Prior to July 2019, Young Life, a religious organization based in Colorado Springs, Colorado, that runs summer camps in the U.S. and Canada, had business interruption coverage for communicable disease, said Gary Nesbit, senior director of risk management at Young Life and a board director of the Risk & Insurance Management Society Inc.
That was removed last year when its insurers at Lloyd’s of London introduced an “extremely broad exclusion for any type of communicable disease regardless of the source,” Mr. Nesbit said.
As a result, the organization, which together with five other ministries purchases its property insurance through the London market, has incurred a “substantial business interruption loss” due to COVID-19.
“We’ve all lost that revenue and we don’t have any insurance to cover that, so it’s a self-insured loss,” Mr. Nesbit said.

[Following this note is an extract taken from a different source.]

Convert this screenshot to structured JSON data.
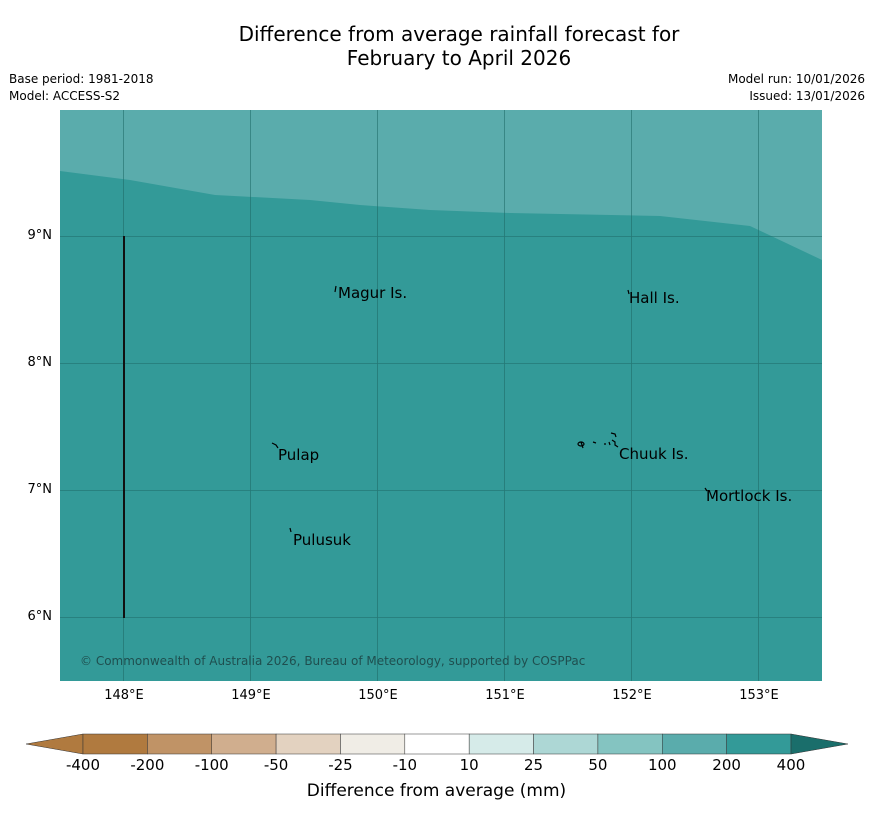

Young Life has $500 million in property but has a captive insurance program with seven other ministries, which totals around $1 billion in insured property values.
Going forward, they are discussing whether to cover the business interruption communicable disease exposure through a deductible buyback policy or within the captive, he said.
Some insurers are attempting to remove nonphysical damage exposures from their property policies, too, said Peter Fallon, senior vice president, at brokerage Risk Strategies Co. Inc. in Boston.
“Nonphysical damage was one of those coverage extensions that cropped up 10 years ago when the market was soft and insurers were offering broader coverage,” he said.
Now underwriters are going “back to basics” and “scaling back” policies to only provide first-party property coverage, Mr. Fallon said.
Insurers also are scrutinizing catastrophe exposures, including Florida windstorm, California earthquake and other perils such as convective storm, flood or wildfire, brokers say.
“We have seen some markets that want to pull back,” Mr. Rouse said. He cited the example of convective storm and hail perils, where some insurers have limited capacity following events in the first half of the year, such as the Nashville, Tennessee, storms.
Flood is another catastrophe exposure that insurers are examining closely, Mr. Fallon said. “We’re struggling with a client now in the Midwest. When people talk about flood, they think it’s just the overflow of natural boundaries, something happening to a dam or a dike or maybe tidal surge. But flood also includes surface water,” he said.
Heavy rainstorms, such as those seen in the spring in certain parts of the country, where water accumulates and flows into buildings, are considered flood under the flood definition and therefore subject to flood rates, premiums and deductibles, Mr. Fallon said.
Amid hard market conditions and with underwriters, brokers and clients working from home during the pandemic, it’s been tougher to put deals together, but deals are still being completed, brokers said.
“Everything comes down to the wire. Underwriters have been deluged with submissions. … Until you get ink on the paper, you’re never sure you’re done with the placements,” Mr. Marchitello said.